As damn well they should be. There are eleven million people playing this one game, and how many of them ever cleared the original Naxxramas? How many defeated Kil’Jaeden in Sunwell Plateau? If Blizzard, Turbine, BioWare, or NCSoft dump vast amounts of resources into creating this high-level content, those resources are ultimately outright wasted if only a tiny fraction of the playerbase ever gets to see them. If I’m venturing into the Mines of Moria in LotRO, I want to fight a freakin’ Balrog – and I don’t want to have that dependant on finding fifty-nine other people. These “dumbed down” changes make it so that more people can see the content that the developers bust their asses on, and make it so that more people can see complete storylines from start to finish. What’s wrong with that?

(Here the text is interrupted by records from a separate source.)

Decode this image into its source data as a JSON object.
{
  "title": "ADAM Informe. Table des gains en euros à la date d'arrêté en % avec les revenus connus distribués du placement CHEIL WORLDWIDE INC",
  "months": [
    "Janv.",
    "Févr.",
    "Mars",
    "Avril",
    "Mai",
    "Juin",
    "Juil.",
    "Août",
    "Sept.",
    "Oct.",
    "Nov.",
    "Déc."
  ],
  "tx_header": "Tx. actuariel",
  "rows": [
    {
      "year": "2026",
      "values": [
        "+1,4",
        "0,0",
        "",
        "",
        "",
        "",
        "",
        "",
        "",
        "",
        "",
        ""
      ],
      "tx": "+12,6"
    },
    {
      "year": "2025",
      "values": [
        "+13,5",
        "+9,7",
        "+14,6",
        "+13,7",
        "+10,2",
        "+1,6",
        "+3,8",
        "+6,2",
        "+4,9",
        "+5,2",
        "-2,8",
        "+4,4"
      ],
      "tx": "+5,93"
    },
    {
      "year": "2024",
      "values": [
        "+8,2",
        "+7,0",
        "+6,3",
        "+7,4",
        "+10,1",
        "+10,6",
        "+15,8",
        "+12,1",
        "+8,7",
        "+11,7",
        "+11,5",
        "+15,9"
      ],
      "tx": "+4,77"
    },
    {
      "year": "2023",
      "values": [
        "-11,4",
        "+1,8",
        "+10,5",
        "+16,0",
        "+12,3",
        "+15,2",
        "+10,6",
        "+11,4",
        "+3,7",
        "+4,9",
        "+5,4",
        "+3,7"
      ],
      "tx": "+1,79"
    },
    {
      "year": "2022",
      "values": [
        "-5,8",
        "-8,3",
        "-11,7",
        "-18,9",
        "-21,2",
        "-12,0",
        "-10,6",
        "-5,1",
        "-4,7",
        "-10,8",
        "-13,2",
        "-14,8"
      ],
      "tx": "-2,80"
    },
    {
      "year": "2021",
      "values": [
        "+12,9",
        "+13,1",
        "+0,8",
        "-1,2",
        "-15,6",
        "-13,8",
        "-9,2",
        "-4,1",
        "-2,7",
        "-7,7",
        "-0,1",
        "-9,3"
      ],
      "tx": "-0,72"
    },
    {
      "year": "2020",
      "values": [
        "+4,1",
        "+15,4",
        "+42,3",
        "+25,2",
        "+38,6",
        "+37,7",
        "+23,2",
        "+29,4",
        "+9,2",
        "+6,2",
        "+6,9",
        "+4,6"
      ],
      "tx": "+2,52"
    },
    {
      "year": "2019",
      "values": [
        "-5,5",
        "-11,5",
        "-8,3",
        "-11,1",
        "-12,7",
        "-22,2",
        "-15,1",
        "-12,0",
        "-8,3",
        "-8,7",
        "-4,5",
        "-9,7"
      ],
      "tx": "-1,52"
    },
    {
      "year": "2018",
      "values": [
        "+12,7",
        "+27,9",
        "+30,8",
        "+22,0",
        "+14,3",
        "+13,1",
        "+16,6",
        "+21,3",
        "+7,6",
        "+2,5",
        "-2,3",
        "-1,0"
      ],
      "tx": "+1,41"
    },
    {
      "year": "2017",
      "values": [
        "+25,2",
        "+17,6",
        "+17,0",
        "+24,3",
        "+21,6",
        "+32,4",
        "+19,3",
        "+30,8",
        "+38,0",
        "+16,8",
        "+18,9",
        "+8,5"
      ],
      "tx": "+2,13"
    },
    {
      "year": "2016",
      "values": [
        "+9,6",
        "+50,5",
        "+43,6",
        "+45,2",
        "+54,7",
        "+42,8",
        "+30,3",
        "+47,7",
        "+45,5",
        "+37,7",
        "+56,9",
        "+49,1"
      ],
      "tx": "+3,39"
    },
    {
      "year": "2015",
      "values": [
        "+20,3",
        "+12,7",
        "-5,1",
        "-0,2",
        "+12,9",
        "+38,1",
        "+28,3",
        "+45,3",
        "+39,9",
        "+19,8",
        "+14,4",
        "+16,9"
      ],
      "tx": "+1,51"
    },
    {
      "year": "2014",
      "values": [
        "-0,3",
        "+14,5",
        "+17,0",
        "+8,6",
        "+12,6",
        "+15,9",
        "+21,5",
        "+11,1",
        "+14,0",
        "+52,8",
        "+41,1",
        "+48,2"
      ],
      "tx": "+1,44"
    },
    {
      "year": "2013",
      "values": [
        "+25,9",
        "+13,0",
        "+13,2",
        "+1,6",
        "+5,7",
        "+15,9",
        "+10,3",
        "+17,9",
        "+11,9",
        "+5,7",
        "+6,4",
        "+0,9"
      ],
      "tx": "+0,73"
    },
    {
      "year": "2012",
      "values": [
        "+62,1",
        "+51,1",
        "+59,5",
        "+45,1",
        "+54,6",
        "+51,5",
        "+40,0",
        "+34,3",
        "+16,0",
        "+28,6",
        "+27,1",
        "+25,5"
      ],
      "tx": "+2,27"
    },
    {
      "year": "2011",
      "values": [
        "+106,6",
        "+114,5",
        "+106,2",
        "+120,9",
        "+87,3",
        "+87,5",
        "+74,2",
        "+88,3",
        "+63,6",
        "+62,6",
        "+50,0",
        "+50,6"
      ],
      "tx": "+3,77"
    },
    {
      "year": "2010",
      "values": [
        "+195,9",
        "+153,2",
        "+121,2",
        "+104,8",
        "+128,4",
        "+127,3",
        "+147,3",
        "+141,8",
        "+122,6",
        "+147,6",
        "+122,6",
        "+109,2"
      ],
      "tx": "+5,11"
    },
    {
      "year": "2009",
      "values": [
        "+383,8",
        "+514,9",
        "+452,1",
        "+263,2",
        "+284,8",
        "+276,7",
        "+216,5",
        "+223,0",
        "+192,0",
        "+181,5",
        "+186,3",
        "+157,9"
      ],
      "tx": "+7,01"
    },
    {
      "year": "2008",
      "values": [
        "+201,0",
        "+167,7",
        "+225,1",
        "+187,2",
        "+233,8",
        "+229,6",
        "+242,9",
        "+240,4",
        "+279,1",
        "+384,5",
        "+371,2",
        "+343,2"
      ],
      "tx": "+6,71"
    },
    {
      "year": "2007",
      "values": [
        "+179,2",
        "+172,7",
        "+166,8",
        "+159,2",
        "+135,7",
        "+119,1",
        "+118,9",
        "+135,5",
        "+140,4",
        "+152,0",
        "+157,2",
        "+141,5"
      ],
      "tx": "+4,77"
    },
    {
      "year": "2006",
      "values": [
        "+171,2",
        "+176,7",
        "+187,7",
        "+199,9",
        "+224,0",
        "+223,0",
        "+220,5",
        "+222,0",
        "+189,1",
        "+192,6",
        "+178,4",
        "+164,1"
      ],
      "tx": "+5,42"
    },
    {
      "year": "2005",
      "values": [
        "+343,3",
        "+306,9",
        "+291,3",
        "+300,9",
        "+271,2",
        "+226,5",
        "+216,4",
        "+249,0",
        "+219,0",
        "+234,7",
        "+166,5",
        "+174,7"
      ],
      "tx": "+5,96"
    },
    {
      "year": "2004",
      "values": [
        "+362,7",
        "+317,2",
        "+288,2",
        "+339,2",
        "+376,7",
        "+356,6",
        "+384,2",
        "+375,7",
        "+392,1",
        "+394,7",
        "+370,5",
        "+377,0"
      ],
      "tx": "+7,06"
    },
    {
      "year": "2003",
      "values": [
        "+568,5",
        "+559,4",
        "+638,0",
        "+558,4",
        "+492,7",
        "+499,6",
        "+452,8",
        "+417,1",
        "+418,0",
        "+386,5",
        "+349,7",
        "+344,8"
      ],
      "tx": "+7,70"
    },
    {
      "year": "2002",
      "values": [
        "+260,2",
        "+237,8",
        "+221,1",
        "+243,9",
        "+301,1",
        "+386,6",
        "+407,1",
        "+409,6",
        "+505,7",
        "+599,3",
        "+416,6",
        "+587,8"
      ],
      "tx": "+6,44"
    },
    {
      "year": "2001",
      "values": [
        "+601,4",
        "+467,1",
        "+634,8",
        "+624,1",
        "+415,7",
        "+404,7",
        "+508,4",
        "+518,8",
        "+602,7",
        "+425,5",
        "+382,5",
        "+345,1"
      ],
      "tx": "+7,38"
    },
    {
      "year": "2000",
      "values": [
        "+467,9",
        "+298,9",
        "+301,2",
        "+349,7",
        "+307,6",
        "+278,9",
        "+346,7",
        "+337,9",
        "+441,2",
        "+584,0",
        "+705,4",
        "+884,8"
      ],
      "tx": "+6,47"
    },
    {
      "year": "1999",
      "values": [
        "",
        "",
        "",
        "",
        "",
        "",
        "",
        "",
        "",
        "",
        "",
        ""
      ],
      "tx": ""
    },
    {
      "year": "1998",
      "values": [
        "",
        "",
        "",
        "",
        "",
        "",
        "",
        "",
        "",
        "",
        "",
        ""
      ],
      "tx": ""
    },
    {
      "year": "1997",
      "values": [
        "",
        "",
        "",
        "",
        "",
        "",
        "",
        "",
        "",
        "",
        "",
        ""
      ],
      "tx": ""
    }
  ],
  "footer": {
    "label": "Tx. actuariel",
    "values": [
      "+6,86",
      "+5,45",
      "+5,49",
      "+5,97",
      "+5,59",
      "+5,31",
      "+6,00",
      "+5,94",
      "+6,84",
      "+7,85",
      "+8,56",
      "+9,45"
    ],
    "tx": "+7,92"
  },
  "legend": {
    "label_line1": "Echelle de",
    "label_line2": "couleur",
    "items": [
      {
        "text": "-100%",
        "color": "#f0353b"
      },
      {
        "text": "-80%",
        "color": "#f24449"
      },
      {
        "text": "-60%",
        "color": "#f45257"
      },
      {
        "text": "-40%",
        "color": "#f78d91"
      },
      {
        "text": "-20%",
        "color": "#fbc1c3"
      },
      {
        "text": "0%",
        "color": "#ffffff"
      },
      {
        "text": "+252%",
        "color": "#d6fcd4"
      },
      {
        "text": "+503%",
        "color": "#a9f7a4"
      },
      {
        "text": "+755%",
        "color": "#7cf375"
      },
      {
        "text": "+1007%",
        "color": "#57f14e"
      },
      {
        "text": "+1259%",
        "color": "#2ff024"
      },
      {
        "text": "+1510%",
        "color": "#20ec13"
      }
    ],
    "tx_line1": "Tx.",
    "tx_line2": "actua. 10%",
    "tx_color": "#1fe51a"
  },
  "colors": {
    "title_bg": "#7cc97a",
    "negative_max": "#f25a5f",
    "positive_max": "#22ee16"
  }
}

Of course, this doesn’t mean spitting in the face of the hardcore crowd, either. There do need to be challenges available to keep hardcore players interested and to make them feel rewarded – but it should just a different, harder version of the content everybody else gets to see. Give hardcore players “ultra hard” modes – the Ninja Gaiden on Very Hard to the casuals’ Bayonetta on Automatic – that reward the victors with superior loot, and special credit for their virtual dick-waving contest. If they want a challenge, give them a challenge, but in this day and age, it just doesn’t make sense to waste development resources on a tiny fraction of the playerbase, and then bar everyone else from seeing that exact same content.

And if they don’t like it, well, then they can just go play EVE Online.